To run the fuzzer I use the command:
cargo +nightly fuzz run -j 8 -s address fuzz_tree_map_api -- -max_len=32768 -max_total_time=3600 && cargo +nightly fuzz cmin fuzz_tree_map_api
This will run the fuzzer for a total of 3600 seconds (1 hour), using 8 jobs (half of the total number of cores on my dev box), and using the address sanitizer. The cmin
command is used to compact the corpus after generating new entries.

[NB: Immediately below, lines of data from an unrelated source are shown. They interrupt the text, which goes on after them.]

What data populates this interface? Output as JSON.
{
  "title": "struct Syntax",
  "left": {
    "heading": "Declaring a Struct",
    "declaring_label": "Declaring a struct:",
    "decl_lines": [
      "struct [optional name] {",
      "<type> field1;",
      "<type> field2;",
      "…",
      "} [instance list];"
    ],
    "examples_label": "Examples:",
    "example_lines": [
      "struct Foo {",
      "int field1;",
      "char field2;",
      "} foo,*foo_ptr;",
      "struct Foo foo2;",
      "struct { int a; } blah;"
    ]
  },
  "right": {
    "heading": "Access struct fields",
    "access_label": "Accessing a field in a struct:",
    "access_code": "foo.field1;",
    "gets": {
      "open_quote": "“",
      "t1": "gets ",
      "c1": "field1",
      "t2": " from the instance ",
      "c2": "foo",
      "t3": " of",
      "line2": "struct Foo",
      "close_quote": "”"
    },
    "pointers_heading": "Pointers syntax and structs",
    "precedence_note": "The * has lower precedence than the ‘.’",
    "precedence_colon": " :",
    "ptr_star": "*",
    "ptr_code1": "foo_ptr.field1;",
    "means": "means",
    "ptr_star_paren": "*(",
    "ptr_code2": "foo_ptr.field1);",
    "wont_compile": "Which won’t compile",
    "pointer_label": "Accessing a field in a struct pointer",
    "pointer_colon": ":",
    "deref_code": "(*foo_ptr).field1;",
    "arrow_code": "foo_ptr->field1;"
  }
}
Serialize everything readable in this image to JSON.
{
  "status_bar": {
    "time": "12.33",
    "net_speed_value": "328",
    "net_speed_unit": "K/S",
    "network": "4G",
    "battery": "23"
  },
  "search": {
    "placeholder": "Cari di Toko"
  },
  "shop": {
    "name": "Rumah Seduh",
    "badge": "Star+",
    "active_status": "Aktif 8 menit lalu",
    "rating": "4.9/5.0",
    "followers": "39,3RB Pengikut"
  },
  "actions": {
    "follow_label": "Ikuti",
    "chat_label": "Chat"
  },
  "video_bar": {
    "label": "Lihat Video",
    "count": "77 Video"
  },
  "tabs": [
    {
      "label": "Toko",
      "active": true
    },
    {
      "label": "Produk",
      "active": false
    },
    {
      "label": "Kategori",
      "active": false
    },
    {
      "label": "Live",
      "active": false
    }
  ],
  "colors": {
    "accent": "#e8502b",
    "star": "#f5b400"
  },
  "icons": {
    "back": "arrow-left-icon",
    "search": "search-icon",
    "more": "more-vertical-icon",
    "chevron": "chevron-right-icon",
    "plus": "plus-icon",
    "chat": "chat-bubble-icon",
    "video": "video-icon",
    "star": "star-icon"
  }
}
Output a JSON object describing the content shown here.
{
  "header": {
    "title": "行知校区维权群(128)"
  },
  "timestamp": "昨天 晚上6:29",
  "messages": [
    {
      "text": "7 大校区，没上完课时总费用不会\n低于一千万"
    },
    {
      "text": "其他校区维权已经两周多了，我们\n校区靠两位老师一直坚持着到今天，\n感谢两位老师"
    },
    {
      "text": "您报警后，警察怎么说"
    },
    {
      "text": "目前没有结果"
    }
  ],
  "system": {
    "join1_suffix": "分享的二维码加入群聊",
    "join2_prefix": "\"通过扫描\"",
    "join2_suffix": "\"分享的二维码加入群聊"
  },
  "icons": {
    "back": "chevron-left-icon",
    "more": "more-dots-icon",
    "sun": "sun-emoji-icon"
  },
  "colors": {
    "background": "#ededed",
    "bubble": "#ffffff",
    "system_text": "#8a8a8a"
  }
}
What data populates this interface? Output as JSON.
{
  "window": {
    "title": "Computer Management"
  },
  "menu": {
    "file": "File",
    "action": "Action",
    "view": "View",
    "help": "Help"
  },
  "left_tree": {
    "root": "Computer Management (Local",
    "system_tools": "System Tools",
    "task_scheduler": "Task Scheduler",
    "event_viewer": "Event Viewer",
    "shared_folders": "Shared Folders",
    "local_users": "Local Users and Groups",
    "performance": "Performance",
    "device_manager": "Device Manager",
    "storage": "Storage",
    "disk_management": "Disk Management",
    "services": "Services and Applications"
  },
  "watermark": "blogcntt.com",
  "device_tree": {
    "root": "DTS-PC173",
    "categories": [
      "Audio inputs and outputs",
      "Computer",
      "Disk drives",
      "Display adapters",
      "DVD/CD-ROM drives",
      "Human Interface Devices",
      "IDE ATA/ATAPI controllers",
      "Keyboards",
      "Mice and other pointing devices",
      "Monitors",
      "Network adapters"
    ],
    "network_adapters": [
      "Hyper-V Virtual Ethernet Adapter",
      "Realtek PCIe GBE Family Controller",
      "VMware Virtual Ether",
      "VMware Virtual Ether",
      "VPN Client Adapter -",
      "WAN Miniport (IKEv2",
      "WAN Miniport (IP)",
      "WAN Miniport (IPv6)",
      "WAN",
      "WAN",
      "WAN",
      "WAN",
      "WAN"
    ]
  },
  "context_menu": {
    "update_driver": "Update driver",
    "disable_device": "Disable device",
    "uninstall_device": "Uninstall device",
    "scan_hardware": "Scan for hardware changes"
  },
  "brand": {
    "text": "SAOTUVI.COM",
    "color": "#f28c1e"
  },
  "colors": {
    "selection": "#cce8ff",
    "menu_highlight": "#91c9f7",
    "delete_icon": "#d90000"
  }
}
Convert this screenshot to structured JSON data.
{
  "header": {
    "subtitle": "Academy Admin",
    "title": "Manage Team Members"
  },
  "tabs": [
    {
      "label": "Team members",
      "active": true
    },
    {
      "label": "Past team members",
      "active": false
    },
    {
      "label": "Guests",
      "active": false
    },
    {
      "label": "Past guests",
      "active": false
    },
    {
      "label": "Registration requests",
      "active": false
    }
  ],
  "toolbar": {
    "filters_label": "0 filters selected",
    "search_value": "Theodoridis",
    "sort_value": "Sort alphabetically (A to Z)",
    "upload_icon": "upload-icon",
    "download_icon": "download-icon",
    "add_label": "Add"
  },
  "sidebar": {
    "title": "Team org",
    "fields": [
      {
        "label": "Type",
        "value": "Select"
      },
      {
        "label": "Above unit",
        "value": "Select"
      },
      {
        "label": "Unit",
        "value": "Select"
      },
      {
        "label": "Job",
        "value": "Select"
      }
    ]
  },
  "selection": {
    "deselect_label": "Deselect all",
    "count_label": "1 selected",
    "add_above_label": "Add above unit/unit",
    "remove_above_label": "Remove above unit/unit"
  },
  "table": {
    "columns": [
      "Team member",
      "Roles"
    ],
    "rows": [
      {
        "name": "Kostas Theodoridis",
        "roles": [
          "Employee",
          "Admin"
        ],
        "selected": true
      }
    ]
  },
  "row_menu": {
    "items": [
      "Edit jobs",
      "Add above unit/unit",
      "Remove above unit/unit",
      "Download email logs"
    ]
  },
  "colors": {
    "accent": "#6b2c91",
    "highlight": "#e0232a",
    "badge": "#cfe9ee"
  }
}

To generate coverage reports from fuzzing corpus:
# replace with own triple as required
TARGET_TRIPLE="x86_64-unknown-linux-gnu"
cargo +nightly fuzz coverage fuzz_tree_map_api && cargo cov -- show fuzz/target/"$TARGET_TRIPLE"/release/fuzz_tree_map_api \
--format=html \
-instr-profile=fuzz/coverage/fuzz_tree_map_api/coverage.profdata \
> index.html
TARGET_TRIPLE="x86_64-unknown-linux-gnu"
/home/declan/.rustup/toolchains/nightly-x86_64-unknown-linux-gnu/lib/rustlib/x86_64-unknown-linux-gnu/bin/llvm-cov show -format=html \
-instr-profile=fuzz/coverage/fuzz_tree_map_api/coverage.profdata \
-Xdemangler=rustfilt \
-ignore-filename-regex=\.cargo/registry \
fuzz/target/x86_64-unknown-linux-gnu/release/fuzz_tree_map_api
> cov.html
/home/declan/.rustup/toolchains/nightly-x86_64-unknown-linux-gnu/lib/rustlib/x86_64-unknown-linux-gnu/bin/llvm-cov show \
--instr-profile=/home/declan/repos/github/declanvk/blart/fuzz/coverage/fuzz_tree_map_api/coverage.profdata \
--show-instantiations --show-line-counts-or-regions --Xdemangler=rustfilt \
--format=html --ignore-filename-regex=/home/declan/.cargo/registry --ignore-filename-regex=/home/declan/.rustup/\
target/x86_64-unknown-linux-gnu/coverage/x86_64-unknown-linux-gnu/release/fuzz_tree_map_api > coverage.html
To run the benchmarks, install cargo-criterion
, then run:
cargo +nightly criterion --history-id "$(git rev-parse --short HEAD)-0" --features bench-perf-events
or
cargo bench --bench <bench_name> --features bench-perf-events
If you get a "Permission denied" error, update perf_event_paranoid:
sudo sh -c 'echo 1 >/proc/sys/kernel/perf_event_paranoid'
For further details please take a look at the following link.
I use a somewhat realistic benchmark: counting words in a text file. To get started, download a text file like:
curl -o data/Ulysses.txt https://www.gutenberg.org/cache/epub/4300/pg4300.txt
Then build the word count example using the profiling
profile:
RUSTFLAGS="-C force-frame-pointers=yes" cargo build --profile profiling --examples
Then run the count words workload on the downloaded data while profiling:
samply record ./target/profiling/examples/count_words blart data/book-chapters-combined.txt
Licensed under either of
- Apache License, Version 2.0 (LICENSE-APACHE or http://www.apache.org/licenses/LICENSE-2.0)
- MIT license (LICENSE-MIT or http://opensource.org/licenses/MIT)
at your option.
Unless you explicitly state otherwise, any contribution intentionally submitted for inclusion in the work by you, as defined in the Apache-2.0 license, shall be dual licensed as above, without any additional terms or conditions.